Giuseppe Ligato, Sibilla regina crociata. Guerra, amore e diplomazia
per il trono di Gerusalemme, Bruno Mondadori, Milano, 2005,
rec. di Elena Necchi
Il saggio di Giuseppe Ligato, studioso di storia delle crociate, del
regno latino di Gerusalemme e degli ordini cavallereschi, segue il recentissimo
La croce in catene. Prigionieri e ostaggi cristiani nella guerra di
Saladino (1169-1193), Centro italiano di studi sull’alto medioevo,
Spoleto, 2005. Protagonista delle vicende storiche esaminate è
Sibilla, regina di Gerusalemme dal 1186 al 1190, la quale, in una società
dominata dallo strapotere maschile, dà prova di grande coraggio
nell’assunzione di responsabilità allora riservate al sesso
maschile. L’accostamento a questo singolare personaggio consente
parte di sfatare il topos del "Medioevo maschio", per citare
un celebre saggio di Georges Duby .
L’esame di prima mano di una notevole quantità di fonti
permette di sfatare i pregiudizi sorti intorno alla figura della nostra
eroina: se negli elogi coevi viene genericamente definita come "degna
donna", "buona regina" o "valorosa donna",
in generale la si è ritenuta responsabile della rovina abbattutasi
sul regno crociato nel 1187; anche gli studiosi moderni non le hanno
risparmiato strali. René Grousset l’ha definita come una
tête folle , mentre la storica Régine Pernoud le ha rimproverato
un carattere estremamente volubile . Sibilla può essere invece
additata come un eccezionale esempio della volontà di superare
determinati stereotipi sociali, tanto più stretti quanto più
alto era il rango di appartenenza, nello sforzo non comune di unire
desiderio di potere e sincero amore coniugale , in un contesto politico
e sociale estremamente variegato e incandescente , caratterizzato dalla
quasi totale assenza di iniziativa da parte degli uomini che avrebbero
dovuto lottare per la difesa del regno e della cristianità latina
allora sottoposti alla minaccia da parte delle truppe islamiche del
sultano Saladino. Le sue scelte sentimentali ne riabilitano la figura,
facendocela apparire come una donna capace di sostenere fino all’ultimo
una fiera lotta in difesa dei propri diritti e del proprio amore.

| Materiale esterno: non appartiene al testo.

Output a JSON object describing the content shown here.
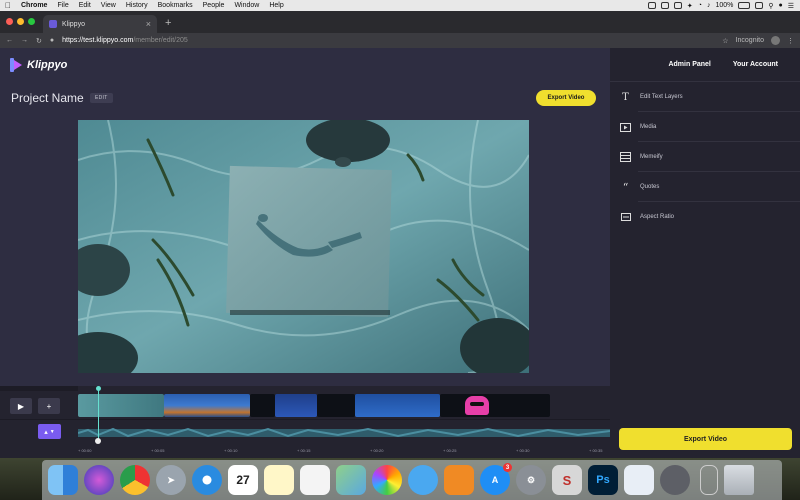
{
  "menubar": {
    "items": [
      "Chrome",
      "File",
      "Edit",
      "View",
      "History",
      "Bookmarks",
      "People",
      "Window",
      "Help"
    ],
    "battery": "100%",
    "clock": ""
  },
  "browser": {
    "tab_title": "Klippyo",
    "url_host": "https://test.klippyo.com",
    "url_path": "/member/edit/205",
    "incognito_label": "Incognito"
  },
  "app": {
    "logo_text": "Klippyo",
    "project_name": "Project Name",
    "edit_chip": "EDIT",
    "export_top": "Export Video",
    "export_bottom": "Export Video",
    "nav": {
      "admin_panel": "Admin Panel",
      "your_account": "Your Account"
    },
    "tools": [
      {
        "label": "Edit Text Layers",
        "icon": "text-icon"
      },
      {
        "label": "Media",
        "icon": "media-icon"
      },
      {
        "label": "Memeify",
        "icon": "memeify-icon"
      },
      {
        "label": "Quotes",
        "icon": "quote-icon"
      },
      {
        "label": "Aspect Ratio",
        "icon": "aspect-ratio-icon"
      }
    ]
  },
  "timeline": {
    "ticks": [
      "00:00",
      "00:05",
      "00:10",
      "00:15",
      "00:20",
      "00:25",
      "00:30",
      "00:35"
    ],
    "playhead_seconds": 0
  },
  "colors": {
    "accent_yellow": "#f0df2e",
    "volume_purple": "#7a5cf0",
    "panel_bg": "#24232f",
    "main_bg": "#2e2d41"
  }
}
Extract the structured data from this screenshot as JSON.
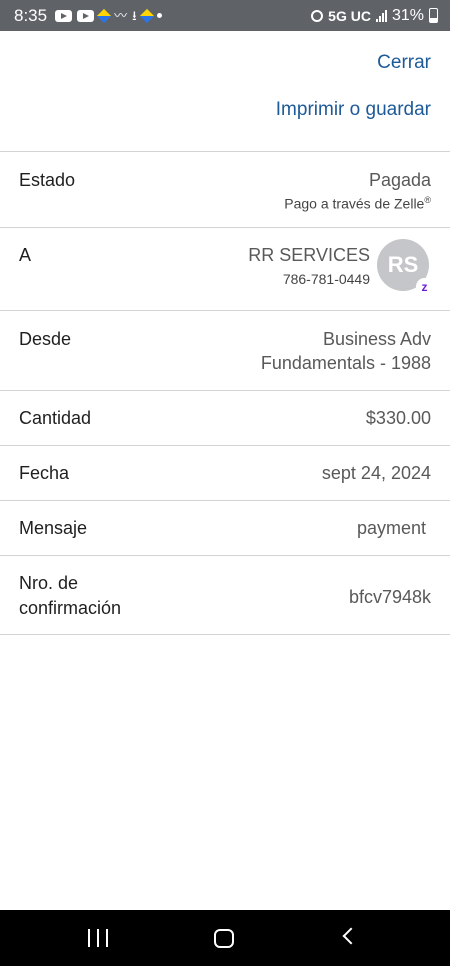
{
  "status_bar": {
    "time": "8:35",
    "network": "5G UC",
    "battery": "31%"
  },
  "actions": {
    "close_label": "Cerrar",
    "print_label": "Imprimir o guardar"
  },
  "details": {
    "estado_label": "Estado",
    "estado_value": "Pagada",
    "estado_sub": "Pago a través de Zelle",
    "estado_sub_mark": "®",
    "a_label": "A",
    "a_name": "RR SERVICES",
    "a_phone": "786-781-0449",
    "a_initials": "RS",
    "a_badge": "z",
    "desde_label": "Desde",
    "desde_line1": "Business Adv",
    "desde_line2": "Fundamentals - 1988",
    "cantidad_label": "Cantidad",
    "cantidad_value": "$330.00",
    "fecha_label": "Fecha",
    "fecha_value": "sept 24, 2024",
    "mensaje_label": "Mensaje",
    "mensaje_value": "payment",
    "confirmacion_label_1": "Nro. de",
    "confirmacion_label_2": "confirmación",
    "confirmacion_value": "bfcv7948k"
  },
  "icons": {
    "zelle_color": "#6d1ed4",
    "link_color": "#1e5a97"
  }
}
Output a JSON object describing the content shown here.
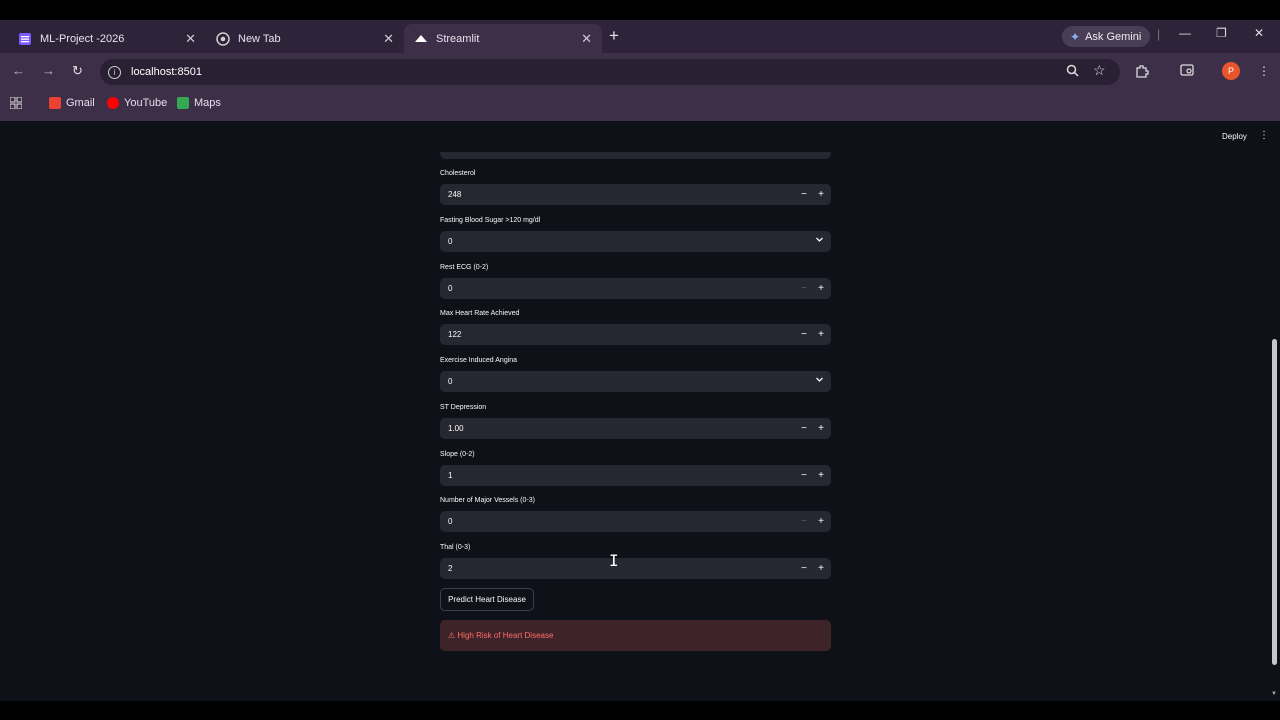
{
  "browser": {
    "tabs": [
      {
        "title": "ML-Project -2026",
        "icon": "list-icon",
        "color": "#7b5cff"
      },
      {
        "title": "New Tab",
        "icon": "chrome-icon",
        "color": "#cfcfcf"
      },
      {
        "title": "Streamlit",
        "icon": "streamlit-icon",
        "color": "#ffffff"
      }
    ],
    "new_tab_glyph": "+",
    "gemini_label": "Ask Gemini",
    "url": "localhost:8501",
    "profile_initial": "P",
    "bookmarks": [
      {
        "label": "Gmail",
        "color": "#ea4335"
      },
      {
        "label": "YouTube",
        "color": "#ff0000"
      },
      {
        "label": "Maps",
        "color": "#34a853"
      }
    ]
  },
  "app": {
    "deploy_label": "Deploy",
    "fields": [
      {
        "label": "Cholesterol",
        "value": "248",
        "kind": "number",
        "minus_disabled": false
      },
      {
        "label": "Fasting Blood Sugar >120 mg/dl",
        "value": "0",
        "kind": "select"
      },
      {
        "label": "Rest ECG (0-2)",
        "value": "0",
        "kind": "number",
        "minus_disabled": true
      },
      {
        "label": "Max Heart Rate Achieved",
        "value": "122",
        "kind": "number",
        "minus_disabled": false
      },
      {
        "label": "Exercise Induced Angina",
        "value": "0",
        "kind": "select"
      },
      {
        "label": "ST Depression",
        "value": "1.00",
        "kind": "number",
        "minus_disabled": false
      },
      {
        "label": "Slope (0-2)",
        "value": "1",
        "kind": "number",
        "minus_disabled": false
      },
      {
        "label": "Number of Major Vessels (0-3)",
        "value": "0",
        "kind": "number",
        "minus_disabled": true
      },
      {
        "label": "Thal (0-3)",
        "value": "2",
        "kind": "number",
        "minus_disabled": false
      }
    ],
    "predict_button": "Predict Heart Disease",
    "result_message": "⚠ High Risk of Heart Disease",
    "colors": {
      "background": "#0e1117",
      "input": "#262730",
      "alert_bg": "#3e2428",
      "alert_text": "#ff6b6b"
    }
  }
}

L’esistenza di Sibilla, sulla cui infanzia le notizie sono scarsissime,
appare come una preparazione alla lotta che dovrà sostenere per
assicurarsi i propri diritti di regina e moglie. La futura e ultima
regina di Gerusalemme nasce nel 1157 da Almarico I e dalla cugina di
terzo o quarto grado Agnese di Courtenay. Ed è proprio questa
nascita da un’unione contestata a creare le premesse per gli ostacoli
che le si opporranno. La sua storia coniugale è alquanto tormentata.
All’età di dodici anni circa (1169) viene promessa in sposa
al francese Stefano di Sancerre, il quale, giunto in Terra Santa nel
1171, rinuncia alle nozze per motivi non del tutto precisati, ma probabilmente
riconducibili con i gravosi oneri impliciti in quel patto matrimoniale.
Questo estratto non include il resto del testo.